Os efeitos das mudanças climáticas em cada espécie vão variar de acordo com sua escala ecológica, considerando características da sua escala de vida. Com o passar do tempo, algumas espécies de ampla distribuição poderão se adaptar às perturbações introduzidas pelas mudanças climáticas, enquanto espécies com habitat mais regionais poderão ter mais dificuldades de se adaptar em ambientes degradados.
Recuperar as populações das espécies de grandes cetáceos – além de essencial para combater as mudanças climáticas – é algo que leva tempo, devido à reprodução tardia e ao grande tamanho desses animais. Além disso, a própria implementação, monitoramento e avaliação de medidas de mitigação também constituem um processo demorado. É preciso, portanto, que atuemos desde já – sem esperar até 2030 ou 2050 – para combater os impactos antrópicos que ameaçam a sobrevivência desses animais, antes que eles passem a sofrer em ampla escala – também – com os impactos decorrentes das pressões climáticas.

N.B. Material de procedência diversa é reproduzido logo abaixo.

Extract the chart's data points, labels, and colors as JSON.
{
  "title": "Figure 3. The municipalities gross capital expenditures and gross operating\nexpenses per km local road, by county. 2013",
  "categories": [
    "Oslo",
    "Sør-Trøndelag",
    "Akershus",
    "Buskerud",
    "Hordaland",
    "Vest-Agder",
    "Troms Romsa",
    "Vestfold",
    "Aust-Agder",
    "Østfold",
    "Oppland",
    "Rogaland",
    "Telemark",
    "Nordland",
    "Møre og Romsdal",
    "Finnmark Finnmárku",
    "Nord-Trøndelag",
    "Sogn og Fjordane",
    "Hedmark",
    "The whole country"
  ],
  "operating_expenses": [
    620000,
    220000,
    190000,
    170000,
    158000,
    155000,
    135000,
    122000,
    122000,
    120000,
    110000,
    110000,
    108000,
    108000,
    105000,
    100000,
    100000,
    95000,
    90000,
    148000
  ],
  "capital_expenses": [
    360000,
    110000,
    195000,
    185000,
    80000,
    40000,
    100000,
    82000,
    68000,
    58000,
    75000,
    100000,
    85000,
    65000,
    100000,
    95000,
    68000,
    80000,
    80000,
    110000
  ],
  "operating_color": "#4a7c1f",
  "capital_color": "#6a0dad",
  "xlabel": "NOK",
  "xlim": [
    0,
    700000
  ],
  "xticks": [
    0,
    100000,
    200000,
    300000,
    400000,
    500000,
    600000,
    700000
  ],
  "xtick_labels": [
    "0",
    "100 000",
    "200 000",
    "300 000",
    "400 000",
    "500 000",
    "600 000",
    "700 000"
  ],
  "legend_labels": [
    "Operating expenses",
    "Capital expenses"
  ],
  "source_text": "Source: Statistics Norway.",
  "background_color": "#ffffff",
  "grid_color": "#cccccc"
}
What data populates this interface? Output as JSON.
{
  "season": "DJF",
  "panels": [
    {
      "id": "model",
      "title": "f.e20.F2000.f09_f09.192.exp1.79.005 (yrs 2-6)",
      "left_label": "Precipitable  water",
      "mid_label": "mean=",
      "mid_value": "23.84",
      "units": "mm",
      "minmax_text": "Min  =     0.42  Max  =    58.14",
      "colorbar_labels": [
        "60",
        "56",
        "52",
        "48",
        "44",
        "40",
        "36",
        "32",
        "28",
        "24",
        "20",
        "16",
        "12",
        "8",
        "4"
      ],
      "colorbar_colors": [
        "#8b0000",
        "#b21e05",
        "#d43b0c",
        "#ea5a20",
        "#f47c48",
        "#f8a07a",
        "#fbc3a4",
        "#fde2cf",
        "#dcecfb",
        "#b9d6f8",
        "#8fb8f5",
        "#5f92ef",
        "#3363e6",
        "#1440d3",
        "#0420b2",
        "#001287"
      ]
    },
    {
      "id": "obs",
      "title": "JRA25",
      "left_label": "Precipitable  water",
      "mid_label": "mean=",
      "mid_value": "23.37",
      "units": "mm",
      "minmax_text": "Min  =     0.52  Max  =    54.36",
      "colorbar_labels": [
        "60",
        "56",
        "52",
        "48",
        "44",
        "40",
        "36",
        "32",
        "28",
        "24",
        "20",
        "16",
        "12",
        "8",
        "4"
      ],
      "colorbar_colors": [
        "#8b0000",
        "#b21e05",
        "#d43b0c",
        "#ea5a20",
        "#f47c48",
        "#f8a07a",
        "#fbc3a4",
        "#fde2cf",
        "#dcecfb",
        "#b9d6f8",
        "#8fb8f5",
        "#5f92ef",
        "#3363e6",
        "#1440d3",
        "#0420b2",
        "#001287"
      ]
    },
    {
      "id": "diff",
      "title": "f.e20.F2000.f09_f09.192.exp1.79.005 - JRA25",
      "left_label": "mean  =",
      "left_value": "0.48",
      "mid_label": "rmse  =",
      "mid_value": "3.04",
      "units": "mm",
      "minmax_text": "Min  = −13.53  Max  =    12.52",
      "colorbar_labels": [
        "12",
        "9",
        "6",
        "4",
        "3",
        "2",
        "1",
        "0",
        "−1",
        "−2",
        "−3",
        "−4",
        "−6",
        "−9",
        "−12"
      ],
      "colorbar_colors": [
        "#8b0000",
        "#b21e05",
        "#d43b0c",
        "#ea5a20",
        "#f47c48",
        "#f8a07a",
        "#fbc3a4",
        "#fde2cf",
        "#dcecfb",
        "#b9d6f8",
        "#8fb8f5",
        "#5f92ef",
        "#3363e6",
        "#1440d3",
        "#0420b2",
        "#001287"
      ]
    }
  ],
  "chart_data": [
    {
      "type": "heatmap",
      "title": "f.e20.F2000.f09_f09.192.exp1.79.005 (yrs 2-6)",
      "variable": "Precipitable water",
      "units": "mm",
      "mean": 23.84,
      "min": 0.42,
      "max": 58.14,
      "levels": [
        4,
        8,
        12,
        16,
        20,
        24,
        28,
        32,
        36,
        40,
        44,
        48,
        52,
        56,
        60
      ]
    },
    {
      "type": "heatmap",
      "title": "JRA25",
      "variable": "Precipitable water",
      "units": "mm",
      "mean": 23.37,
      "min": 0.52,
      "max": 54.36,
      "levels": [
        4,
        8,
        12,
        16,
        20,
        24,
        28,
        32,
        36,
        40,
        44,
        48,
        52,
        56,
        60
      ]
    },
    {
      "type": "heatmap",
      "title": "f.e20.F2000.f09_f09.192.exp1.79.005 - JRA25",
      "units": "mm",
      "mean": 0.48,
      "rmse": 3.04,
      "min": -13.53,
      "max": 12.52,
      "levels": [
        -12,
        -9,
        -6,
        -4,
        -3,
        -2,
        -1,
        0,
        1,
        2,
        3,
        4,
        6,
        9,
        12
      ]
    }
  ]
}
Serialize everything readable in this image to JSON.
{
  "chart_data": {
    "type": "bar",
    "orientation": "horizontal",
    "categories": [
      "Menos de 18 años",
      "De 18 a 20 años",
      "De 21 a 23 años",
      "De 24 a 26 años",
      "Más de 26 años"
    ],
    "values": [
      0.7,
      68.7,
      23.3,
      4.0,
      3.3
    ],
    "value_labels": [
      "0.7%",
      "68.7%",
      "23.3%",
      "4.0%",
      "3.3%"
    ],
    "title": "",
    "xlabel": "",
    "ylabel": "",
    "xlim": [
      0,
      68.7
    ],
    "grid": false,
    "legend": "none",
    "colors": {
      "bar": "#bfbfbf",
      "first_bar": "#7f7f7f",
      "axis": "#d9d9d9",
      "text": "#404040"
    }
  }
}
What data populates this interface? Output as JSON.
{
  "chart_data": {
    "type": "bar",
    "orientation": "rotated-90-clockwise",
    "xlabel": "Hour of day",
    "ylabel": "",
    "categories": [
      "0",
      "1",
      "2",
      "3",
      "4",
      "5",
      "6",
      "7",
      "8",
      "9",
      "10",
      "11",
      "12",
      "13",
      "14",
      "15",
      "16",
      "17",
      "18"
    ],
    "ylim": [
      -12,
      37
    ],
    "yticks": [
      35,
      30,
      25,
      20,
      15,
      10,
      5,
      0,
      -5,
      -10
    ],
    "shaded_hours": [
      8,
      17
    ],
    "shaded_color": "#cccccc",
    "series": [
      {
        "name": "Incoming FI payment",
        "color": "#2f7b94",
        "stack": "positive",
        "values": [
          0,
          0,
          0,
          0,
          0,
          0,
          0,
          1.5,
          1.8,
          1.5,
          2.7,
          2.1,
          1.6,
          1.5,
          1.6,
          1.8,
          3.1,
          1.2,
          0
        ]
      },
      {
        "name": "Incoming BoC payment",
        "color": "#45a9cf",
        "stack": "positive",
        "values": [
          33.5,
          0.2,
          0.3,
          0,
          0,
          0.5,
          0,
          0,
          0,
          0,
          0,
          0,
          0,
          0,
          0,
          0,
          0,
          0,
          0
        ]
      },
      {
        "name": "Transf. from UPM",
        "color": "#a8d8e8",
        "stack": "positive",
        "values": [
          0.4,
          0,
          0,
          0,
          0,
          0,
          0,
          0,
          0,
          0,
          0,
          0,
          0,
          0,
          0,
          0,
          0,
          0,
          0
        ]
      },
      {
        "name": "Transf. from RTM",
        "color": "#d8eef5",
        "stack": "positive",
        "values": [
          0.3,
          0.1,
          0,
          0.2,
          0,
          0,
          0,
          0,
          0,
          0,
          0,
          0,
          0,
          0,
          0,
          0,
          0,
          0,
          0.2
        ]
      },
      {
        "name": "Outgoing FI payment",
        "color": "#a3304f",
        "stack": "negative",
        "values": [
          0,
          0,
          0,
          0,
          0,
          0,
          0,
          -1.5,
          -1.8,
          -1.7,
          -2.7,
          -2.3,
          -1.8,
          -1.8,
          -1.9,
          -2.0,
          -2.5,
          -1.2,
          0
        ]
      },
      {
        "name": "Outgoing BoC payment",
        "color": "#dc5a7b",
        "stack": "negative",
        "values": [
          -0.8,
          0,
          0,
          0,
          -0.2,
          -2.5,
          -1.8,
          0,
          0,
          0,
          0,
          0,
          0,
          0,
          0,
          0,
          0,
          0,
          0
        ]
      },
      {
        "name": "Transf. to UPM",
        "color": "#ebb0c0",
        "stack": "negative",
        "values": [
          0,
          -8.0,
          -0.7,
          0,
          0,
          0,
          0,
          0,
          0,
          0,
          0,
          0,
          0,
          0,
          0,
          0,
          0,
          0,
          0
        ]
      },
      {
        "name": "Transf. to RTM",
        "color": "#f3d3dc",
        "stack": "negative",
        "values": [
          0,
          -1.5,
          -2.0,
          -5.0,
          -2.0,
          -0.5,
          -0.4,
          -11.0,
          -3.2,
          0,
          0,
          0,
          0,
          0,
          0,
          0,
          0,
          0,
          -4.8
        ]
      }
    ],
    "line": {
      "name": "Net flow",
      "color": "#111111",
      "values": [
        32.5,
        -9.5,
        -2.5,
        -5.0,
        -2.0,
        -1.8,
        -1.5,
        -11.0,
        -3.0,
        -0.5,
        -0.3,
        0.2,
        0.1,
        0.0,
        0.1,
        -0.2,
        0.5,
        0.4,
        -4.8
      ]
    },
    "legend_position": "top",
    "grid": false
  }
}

O aquecimento global é um dos maiores desafios do nosso tempo. A conservação da natureza e a manutenção da biodiversidade através da defesa dos territórios e dos modos de vida tradicionais são, em contrapartida, nossos maiores aliados para enfrentá-lo. Mitigar os impactos antrópicos existentes sobre os grandes cetáceos – assim como sobre toda a biodiversidade – é fundamental, mas repensar os modelos que nos trouxeram até aqui também é essencial para atuar na raiz dos nossos problemas socioambientais.